2. RE-USING PIECES/FABRIC
Since I do have so many costumes, I’m at a point where I do have a lot of pieces available to re-use. Also, I have a LOT of fabric scraps, which means if I need 1/4 yd of white cotton to make a collar, I don’t have to go buy it, because I’ve probably got some scrap of white cotton in my fabric bins.
For instance, my Wasp costume I’m currently working on. The only thing I had to buy for it was a wig, and eyelets for the back. To break it down:
The black fabric I already had for another costume, the yellow spandex was leftover scraps. The tights I already had from another project I never finished, the gloves and boots are from another costume. All in all I spent about $40 on the costume, and most of that is the wig.
Another example is my classic Ms Marvel suit (the red one.) – The only thing I bought for it was the red spandex. The rest of the fabric was leftover scraps, and the gloves, boots, wig and mask were from my previous Ms Marvel costume. I think I spent about $20 on the costume.
If I’ve spent a good bit of money on something, I will find ways to reuse it. For instance, my Belldandy wig was, at the time, my most expensive wig, so I did a second Belldandy costume so I could reuse it. I did my white Utena costume to reuse the white platform boots (and my Utena wig!) I’d bought for another costume.

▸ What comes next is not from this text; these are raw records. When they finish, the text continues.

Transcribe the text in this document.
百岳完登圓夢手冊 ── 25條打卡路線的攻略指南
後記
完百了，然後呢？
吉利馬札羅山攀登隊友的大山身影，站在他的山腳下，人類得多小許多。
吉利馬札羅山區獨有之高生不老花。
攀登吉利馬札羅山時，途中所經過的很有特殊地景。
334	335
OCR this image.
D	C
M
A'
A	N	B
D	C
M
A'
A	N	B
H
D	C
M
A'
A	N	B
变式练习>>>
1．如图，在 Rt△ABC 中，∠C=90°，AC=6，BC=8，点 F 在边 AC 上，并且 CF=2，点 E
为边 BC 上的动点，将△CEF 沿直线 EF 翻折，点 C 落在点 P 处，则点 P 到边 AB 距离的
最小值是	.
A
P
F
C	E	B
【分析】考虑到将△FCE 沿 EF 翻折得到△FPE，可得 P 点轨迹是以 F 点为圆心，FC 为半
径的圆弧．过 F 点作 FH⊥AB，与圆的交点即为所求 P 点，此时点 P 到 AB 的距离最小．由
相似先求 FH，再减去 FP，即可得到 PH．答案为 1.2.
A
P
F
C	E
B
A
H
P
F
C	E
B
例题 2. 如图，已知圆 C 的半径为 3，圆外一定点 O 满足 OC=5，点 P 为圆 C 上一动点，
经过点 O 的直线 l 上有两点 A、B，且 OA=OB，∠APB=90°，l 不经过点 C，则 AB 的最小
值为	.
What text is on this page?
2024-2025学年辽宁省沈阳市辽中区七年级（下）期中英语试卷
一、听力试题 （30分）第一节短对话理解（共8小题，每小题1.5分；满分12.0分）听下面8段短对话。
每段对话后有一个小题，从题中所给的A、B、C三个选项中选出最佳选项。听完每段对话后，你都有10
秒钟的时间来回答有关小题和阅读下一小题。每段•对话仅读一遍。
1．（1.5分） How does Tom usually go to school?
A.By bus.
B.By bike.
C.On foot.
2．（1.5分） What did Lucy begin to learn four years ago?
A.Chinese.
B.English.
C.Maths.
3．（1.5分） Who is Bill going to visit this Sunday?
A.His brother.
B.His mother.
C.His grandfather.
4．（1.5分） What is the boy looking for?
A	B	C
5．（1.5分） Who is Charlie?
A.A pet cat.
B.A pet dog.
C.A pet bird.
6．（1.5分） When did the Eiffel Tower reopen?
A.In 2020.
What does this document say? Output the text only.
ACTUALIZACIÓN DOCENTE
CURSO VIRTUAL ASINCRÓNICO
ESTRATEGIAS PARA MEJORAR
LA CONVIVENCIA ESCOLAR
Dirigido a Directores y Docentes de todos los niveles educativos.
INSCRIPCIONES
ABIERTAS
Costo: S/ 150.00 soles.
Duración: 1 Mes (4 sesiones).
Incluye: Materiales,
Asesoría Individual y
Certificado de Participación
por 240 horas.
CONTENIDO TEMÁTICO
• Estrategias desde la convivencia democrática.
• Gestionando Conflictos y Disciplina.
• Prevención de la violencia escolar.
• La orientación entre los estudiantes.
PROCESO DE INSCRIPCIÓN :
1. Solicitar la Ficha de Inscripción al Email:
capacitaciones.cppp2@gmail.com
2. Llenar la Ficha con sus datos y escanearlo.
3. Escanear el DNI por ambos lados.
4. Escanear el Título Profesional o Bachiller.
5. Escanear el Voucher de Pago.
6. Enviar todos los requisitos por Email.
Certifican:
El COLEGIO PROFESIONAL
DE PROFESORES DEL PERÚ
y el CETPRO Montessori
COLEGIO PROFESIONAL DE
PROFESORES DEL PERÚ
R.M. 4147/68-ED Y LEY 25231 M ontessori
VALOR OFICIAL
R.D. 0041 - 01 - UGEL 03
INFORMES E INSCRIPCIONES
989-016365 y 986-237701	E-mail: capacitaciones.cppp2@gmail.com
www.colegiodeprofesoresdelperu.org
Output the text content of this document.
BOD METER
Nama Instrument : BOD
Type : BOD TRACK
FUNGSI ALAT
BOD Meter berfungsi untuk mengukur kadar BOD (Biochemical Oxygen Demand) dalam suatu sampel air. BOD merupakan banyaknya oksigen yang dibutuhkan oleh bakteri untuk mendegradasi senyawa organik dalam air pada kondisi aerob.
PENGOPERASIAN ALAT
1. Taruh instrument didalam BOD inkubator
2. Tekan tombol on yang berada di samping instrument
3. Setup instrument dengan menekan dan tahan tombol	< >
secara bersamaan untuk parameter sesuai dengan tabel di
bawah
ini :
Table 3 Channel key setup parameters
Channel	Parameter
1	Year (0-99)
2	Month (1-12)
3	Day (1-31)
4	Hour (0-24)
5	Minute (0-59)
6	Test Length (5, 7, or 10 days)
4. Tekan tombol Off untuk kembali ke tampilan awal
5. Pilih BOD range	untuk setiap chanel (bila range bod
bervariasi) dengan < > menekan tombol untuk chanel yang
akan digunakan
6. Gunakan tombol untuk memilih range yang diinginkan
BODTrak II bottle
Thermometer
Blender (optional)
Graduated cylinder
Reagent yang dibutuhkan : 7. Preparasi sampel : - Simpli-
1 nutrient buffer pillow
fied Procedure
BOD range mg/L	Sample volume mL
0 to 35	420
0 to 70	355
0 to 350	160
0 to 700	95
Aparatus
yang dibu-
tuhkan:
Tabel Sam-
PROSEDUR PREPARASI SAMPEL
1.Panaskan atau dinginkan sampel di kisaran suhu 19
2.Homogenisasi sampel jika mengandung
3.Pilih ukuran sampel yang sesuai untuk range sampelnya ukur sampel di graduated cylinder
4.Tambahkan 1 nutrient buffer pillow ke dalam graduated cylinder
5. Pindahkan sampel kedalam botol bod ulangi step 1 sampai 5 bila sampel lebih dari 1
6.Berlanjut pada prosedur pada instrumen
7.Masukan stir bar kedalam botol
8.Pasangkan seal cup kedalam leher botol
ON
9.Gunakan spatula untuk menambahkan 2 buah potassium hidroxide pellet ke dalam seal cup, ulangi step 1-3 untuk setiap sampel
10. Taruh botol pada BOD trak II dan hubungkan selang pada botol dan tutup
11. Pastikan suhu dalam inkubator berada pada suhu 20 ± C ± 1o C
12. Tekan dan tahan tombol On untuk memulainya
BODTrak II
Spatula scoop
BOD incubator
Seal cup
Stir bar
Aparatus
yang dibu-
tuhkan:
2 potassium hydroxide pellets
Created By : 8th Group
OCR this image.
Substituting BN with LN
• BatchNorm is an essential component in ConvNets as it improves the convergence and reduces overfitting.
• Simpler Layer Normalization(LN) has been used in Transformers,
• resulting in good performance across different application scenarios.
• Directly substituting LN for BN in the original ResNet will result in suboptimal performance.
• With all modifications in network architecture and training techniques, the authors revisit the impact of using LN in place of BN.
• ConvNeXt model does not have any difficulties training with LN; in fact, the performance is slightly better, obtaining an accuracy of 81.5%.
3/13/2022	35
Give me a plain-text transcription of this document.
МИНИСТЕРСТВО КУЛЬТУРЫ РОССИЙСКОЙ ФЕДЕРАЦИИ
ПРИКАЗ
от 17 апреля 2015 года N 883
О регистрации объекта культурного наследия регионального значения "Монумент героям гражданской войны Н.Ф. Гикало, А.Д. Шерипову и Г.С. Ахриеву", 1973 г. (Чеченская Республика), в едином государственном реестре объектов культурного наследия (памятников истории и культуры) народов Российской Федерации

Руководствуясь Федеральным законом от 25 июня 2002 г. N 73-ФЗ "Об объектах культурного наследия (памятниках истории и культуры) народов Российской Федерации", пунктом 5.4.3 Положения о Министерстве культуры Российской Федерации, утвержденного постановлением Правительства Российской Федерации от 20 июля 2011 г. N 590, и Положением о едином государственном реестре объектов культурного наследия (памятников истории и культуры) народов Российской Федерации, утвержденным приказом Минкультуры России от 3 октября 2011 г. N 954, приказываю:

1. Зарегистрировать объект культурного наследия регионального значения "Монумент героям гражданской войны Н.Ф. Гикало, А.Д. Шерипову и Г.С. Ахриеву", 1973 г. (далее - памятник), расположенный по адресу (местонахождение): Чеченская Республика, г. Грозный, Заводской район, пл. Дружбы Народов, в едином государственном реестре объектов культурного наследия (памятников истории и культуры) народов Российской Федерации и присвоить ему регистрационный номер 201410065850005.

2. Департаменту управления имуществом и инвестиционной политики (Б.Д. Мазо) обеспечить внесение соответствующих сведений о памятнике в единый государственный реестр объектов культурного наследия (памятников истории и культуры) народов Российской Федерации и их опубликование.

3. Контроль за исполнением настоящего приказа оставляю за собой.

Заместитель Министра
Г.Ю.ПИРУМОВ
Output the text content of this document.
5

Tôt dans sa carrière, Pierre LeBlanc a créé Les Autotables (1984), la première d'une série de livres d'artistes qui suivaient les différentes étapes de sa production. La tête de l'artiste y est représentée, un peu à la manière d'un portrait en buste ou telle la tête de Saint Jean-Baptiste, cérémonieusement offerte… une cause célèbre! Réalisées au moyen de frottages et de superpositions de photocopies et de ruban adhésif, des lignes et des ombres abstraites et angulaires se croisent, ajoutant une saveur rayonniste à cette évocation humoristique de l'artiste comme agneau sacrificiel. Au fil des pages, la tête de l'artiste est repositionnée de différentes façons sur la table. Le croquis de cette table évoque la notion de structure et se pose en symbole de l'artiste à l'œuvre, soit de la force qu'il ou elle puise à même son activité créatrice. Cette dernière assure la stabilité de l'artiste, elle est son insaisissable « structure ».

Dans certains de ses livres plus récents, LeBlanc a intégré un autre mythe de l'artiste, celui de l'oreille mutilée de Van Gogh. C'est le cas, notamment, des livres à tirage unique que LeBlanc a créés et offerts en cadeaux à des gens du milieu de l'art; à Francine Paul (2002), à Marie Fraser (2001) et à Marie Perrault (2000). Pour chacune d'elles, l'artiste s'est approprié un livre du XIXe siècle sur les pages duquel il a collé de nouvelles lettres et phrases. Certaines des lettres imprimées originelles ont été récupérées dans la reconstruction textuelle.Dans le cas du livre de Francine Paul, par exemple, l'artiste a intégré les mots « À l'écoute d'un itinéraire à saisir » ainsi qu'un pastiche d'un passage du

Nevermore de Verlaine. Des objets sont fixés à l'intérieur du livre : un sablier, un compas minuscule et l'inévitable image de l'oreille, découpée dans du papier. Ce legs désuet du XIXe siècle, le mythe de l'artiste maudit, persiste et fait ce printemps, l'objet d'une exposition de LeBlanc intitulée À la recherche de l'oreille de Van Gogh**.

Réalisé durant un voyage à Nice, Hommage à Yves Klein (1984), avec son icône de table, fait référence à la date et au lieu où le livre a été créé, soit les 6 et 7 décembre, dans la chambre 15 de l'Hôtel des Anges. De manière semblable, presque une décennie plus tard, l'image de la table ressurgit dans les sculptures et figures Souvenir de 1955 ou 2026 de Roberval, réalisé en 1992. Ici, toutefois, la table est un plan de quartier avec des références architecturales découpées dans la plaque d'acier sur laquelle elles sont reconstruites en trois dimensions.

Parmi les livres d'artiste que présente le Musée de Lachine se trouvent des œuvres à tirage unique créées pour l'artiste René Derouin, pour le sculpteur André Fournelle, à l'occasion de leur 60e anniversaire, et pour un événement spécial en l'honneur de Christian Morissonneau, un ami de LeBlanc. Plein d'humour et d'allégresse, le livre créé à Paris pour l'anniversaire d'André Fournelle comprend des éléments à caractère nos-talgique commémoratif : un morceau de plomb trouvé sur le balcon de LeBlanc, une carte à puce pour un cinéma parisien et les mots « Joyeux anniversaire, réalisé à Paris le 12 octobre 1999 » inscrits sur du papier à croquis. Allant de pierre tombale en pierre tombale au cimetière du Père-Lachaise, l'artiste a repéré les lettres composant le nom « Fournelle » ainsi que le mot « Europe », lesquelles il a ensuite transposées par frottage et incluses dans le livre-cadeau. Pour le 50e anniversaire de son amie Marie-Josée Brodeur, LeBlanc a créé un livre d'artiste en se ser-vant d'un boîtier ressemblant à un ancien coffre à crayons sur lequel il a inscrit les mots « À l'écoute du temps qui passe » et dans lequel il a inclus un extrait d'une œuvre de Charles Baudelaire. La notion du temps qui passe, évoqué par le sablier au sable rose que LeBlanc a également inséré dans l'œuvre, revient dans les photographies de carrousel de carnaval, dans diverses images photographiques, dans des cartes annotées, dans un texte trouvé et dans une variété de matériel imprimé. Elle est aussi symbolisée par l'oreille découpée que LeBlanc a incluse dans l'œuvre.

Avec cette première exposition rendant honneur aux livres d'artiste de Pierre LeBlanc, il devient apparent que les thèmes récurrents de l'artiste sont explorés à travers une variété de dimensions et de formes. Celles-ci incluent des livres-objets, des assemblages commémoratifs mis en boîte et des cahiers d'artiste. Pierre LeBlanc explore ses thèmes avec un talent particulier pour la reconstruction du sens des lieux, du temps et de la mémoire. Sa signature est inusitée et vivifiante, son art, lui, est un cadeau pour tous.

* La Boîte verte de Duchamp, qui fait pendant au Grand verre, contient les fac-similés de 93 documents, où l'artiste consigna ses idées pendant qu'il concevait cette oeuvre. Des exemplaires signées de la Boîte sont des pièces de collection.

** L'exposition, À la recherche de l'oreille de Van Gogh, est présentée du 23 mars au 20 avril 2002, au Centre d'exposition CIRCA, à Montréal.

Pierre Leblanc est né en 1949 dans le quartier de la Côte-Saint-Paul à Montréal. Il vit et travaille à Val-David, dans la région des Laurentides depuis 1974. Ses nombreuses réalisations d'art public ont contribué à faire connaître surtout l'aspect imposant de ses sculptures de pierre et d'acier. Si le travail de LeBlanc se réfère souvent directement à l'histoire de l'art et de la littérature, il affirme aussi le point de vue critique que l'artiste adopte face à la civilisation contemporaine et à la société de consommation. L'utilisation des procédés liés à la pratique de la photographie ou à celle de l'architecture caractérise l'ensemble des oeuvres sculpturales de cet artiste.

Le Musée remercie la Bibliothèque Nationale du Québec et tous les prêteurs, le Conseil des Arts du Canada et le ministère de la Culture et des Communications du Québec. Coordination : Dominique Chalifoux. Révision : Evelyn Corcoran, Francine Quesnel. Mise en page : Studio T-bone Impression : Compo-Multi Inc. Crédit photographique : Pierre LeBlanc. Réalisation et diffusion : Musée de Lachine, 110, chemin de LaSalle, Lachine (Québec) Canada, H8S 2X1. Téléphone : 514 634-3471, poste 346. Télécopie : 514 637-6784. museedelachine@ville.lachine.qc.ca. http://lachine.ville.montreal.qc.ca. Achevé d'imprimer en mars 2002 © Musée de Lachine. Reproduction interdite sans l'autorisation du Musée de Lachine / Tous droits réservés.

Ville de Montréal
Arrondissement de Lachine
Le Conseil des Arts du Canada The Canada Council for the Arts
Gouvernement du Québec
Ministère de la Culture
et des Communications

When I am thinking of costumes I want to do, I think of things I already have. It does play a role in the costumes I choose to do. If I’m deciding between two costumes and I already have a wig that will work for one of them, then that is probably the one I will pick.
3. BUDGET BUDGET BUDGET
I plan out my costumes a year in advance. At the beginning of the year I sit down and write out a list of what I want to make. I break each of them down into what, on average, I will need to spend on each costume. I usually revise the list about halfway through the year, because sometimes I’ve changed my mind, but I go through the whole process again. I begin buying pieces as things go on sale, or as I find them, or as I have extra money to spend, as early as I can. It’s not always easy and sometimes I do have to drop costumes due to not having the money – I dropped Batgirl last year and I moved her to this year, because she wasn’t working in my budget last year.
Time…?
The time question is a bit more tricky to answer, I think, because it’s more of a personal thing to answer.
I think what it basically boils down to is that, outside of my job, at this point in my life, I don’t have any other responsibilities, and by that I mean, I’m not in school, and I don’t have children. I come home from work and have the whole evening to myself. Sewing is a stress reliever for me (I don’t know HOW something like that is a stress reliever, but it is!), so coming home and popping in a dvd and sewing in my office is something I look forward to all day. It’s not difficult for me to come home from work and spend three hours sewing in my office, or to spend the better part of a saturday cutting patterns. It’s my hobby, it’s what I enjoy doing, so it’s not a pain or something I have to force myself to do, or really even something I have to find the time for!